Since Hitler
Since Hitler has been a taboo topic for decades among most people, it is next to impossible to know what one of his former subordinates would have truly thought about him.
In later years she did regard him as the worst criminal in history, but of course, this might just be her trying not to bring too much controversy to her own personal life.
Hitler's secretary finally tackles her past
With that being said, there is an interesting comparison that I would like to make between Trauld Junge and Ekaterina Katoukova — Stalin’s own private secretary of the late 1930s.
The opening scene in the movie Downfall (2004) depicts an apparently humble Hitler acknowledging his own spelling mistakes in order to ease the pressure on Traudl when she was applying for the job.
Despite making so many mistakes, Hitler showed a good sense of humour and suggested that they rewrite the document together.
Hitler comforting Traudl during her hiring interview
Movie clip
According to an interview with Ekaterina, Stalin did sometimes get a chair out for his secretaries in the same way that Hitler did for Traudl… and that was apparently where the similarities ended.
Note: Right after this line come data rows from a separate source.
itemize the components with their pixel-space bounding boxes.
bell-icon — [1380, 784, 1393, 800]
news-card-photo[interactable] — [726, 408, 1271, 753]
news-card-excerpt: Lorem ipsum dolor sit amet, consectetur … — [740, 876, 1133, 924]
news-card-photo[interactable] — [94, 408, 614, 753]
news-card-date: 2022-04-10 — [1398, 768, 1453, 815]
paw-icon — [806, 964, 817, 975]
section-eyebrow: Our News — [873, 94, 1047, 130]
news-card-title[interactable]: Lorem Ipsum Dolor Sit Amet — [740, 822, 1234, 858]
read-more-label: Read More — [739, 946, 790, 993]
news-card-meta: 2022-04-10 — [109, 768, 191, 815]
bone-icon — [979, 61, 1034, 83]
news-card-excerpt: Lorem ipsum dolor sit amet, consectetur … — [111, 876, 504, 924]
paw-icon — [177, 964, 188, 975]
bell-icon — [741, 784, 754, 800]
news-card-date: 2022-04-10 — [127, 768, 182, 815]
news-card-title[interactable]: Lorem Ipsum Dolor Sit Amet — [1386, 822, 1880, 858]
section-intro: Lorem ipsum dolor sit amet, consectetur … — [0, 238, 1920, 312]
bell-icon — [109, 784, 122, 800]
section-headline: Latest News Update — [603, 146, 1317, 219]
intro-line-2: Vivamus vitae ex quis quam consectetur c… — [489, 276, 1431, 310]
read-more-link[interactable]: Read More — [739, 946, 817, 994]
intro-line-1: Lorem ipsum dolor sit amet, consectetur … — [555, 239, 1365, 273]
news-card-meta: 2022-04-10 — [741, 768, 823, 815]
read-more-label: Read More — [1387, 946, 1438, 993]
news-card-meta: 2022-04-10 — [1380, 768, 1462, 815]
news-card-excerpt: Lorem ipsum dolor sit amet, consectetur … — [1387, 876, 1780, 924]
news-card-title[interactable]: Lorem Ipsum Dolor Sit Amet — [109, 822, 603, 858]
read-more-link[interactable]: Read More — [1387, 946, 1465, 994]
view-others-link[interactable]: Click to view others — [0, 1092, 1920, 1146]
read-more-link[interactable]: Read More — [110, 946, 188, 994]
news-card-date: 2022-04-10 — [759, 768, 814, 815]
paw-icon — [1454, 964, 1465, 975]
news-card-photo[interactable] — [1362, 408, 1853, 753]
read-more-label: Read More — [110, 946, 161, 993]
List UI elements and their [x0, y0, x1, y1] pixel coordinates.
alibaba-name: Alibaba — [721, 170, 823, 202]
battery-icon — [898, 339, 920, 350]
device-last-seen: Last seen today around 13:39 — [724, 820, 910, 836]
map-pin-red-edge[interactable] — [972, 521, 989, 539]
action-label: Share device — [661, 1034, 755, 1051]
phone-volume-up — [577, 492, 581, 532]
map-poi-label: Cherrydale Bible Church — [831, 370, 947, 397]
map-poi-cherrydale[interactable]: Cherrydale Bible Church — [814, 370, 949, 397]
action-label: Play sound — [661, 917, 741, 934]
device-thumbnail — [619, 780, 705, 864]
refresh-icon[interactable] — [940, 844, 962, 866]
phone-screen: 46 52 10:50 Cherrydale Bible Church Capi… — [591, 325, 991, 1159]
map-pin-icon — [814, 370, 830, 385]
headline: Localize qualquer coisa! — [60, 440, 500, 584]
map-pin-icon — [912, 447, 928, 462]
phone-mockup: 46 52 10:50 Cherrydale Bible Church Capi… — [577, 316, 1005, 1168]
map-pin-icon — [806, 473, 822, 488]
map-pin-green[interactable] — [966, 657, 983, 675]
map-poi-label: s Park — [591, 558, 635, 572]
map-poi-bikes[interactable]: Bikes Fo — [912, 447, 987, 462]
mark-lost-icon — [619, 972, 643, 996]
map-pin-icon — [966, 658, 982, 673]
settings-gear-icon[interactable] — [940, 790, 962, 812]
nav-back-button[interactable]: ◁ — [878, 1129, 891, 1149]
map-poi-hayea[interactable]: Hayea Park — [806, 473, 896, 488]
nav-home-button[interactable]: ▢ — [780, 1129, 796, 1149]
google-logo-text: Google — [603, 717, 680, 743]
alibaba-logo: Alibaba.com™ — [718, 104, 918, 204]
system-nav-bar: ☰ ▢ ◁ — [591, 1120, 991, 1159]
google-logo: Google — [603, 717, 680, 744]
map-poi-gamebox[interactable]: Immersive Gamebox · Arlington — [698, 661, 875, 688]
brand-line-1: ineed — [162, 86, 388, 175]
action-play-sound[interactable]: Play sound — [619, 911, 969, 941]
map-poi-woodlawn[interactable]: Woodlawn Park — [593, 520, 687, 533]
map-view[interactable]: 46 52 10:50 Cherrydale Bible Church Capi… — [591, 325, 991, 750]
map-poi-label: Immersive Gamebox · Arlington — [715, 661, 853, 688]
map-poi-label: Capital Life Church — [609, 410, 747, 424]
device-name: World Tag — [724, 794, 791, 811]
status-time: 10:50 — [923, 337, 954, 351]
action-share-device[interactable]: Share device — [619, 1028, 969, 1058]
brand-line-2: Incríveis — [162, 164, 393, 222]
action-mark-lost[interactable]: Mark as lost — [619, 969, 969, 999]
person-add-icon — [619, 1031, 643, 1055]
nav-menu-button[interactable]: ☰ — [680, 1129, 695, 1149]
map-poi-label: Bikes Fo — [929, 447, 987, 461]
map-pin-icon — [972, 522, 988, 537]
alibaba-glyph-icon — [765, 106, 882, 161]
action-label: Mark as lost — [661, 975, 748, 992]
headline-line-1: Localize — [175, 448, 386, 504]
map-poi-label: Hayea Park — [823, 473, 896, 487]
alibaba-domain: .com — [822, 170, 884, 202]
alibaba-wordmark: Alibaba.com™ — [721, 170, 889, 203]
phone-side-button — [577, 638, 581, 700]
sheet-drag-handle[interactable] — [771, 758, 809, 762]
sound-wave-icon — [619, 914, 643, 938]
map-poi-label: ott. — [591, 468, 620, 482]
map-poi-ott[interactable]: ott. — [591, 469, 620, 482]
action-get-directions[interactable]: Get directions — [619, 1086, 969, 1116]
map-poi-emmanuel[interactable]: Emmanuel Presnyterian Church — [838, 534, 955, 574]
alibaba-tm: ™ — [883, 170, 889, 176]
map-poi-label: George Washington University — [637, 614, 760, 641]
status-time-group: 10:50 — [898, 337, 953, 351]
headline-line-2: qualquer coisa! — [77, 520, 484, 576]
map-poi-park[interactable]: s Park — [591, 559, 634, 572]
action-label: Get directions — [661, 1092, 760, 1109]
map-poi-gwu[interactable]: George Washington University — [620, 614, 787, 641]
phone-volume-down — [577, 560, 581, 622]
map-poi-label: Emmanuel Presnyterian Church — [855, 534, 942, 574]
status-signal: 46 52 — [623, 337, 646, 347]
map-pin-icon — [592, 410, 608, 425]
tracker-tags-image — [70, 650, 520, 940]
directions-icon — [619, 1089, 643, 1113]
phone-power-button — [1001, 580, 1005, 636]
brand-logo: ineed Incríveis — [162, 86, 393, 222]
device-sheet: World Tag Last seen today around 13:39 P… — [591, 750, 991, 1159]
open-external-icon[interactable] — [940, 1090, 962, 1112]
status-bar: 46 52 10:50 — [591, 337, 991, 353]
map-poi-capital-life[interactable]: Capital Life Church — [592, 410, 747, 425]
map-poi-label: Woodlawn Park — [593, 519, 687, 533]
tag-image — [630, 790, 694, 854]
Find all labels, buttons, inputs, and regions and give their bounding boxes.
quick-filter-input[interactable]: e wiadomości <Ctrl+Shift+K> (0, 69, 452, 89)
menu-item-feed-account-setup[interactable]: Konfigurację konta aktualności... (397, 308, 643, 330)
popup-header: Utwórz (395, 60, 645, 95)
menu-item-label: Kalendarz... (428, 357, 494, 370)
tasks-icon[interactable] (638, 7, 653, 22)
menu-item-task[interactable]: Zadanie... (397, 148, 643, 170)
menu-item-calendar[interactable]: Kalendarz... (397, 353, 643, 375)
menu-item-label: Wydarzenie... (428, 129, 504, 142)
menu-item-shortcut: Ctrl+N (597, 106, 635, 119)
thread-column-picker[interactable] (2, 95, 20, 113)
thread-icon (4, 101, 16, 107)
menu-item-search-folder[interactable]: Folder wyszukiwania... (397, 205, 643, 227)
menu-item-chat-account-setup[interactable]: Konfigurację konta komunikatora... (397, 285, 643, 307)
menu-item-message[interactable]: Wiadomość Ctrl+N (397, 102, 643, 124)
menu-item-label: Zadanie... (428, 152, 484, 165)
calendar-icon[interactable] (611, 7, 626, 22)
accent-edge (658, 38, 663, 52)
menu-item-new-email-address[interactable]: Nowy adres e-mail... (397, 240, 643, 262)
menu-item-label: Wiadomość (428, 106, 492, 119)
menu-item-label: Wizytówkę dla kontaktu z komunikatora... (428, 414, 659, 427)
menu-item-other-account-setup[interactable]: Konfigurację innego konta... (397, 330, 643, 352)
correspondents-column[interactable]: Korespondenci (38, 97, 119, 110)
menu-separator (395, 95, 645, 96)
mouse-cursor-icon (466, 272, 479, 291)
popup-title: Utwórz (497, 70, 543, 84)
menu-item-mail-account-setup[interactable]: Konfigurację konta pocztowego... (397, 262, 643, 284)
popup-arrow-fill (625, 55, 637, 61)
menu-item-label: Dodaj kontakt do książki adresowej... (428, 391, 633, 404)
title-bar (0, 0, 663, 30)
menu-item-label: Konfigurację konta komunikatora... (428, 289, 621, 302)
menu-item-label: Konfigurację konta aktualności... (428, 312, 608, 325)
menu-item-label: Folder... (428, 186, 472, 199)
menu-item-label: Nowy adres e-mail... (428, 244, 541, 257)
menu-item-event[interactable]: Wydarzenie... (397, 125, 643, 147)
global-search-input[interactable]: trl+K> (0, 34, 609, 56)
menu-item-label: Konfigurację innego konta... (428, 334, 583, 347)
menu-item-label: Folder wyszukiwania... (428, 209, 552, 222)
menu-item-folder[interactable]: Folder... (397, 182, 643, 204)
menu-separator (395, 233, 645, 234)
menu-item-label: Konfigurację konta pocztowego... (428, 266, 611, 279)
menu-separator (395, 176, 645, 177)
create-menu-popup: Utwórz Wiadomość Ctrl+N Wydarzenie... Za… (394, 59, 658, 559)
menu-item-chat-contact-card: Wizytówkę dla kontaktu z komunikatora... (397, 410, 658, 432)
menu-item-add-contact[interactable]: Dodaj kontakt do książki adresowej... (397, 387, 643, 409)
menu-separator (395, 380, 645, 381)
Whereas Hitler was apparently very patient with his secretaries’ shortcomings, the same was not true for Stalin, who demanded nothing less than perfection.
Ekaterina would later remark that Stalin had a tendency to remove secretaries if they even did so much as miss a comma in their writing, or simply “expressed things badly”.
Suffice to say, it was a far more intense atmosphere to being a secretary in Stalin’s presence than Hitler’s.
Stalin’s private secretary during an interview
Whereas Traudl’s husband was killed fighting on the Russian front, Ekaterina’s husband — like most of Stalin’s staff — was one day arrested as an “enemy of the people” and subsequently executed in secret six months later.
Two months after his arrest, Ekaterina was herself taken into NKVD custody, where she claimed to have been beaten to the point that her skull was permanently fractured, raped, and then sent to the gulags where she witnessed many more people die from various causes.
Her story was featured in the short documentary A Day in the Life of a Dictator which can be found in the link below:
Other people who were featured during this short documentary included Alexandre Aliluyev — Stalin’s maternal nephew — who lost most of his family after Stalin decided to purge his in-laws in a manner that dwarfed the elimination of Hermann Fegelein.
Alexandre would simply describe Stalin as a “computer” and a “monster”.
Nikolai Yezhov’s daughter was also featured, and according to her, when she was six years old she was playing hide and seek with a cousin and hid in her father’s office — which he had forgotten to lock that day.
She saw a photo album, and at first assumed it would be family pictures, only to come across endless photographs of the NKVD decapitating and dismembering children her age, which then caused her to flee out of the office shrieking.
Unsurprisingly, despite Yezhov’s reputation as a “Bloody Dwarf” known for killing people of all ages without mercy, when it was his turn to be liquidated, he begged the NKVD not to harm his daughter.
In conclusion, we will probably never know for certain what Traudl actually thought of Hitler, despite her later interviews indicating a less than positive opinion, because discussing the Nazi era continues to remain almost as much of an out-of-bounds topic in 2023 as it did in 2002 when she passed away at the age of eighty-one.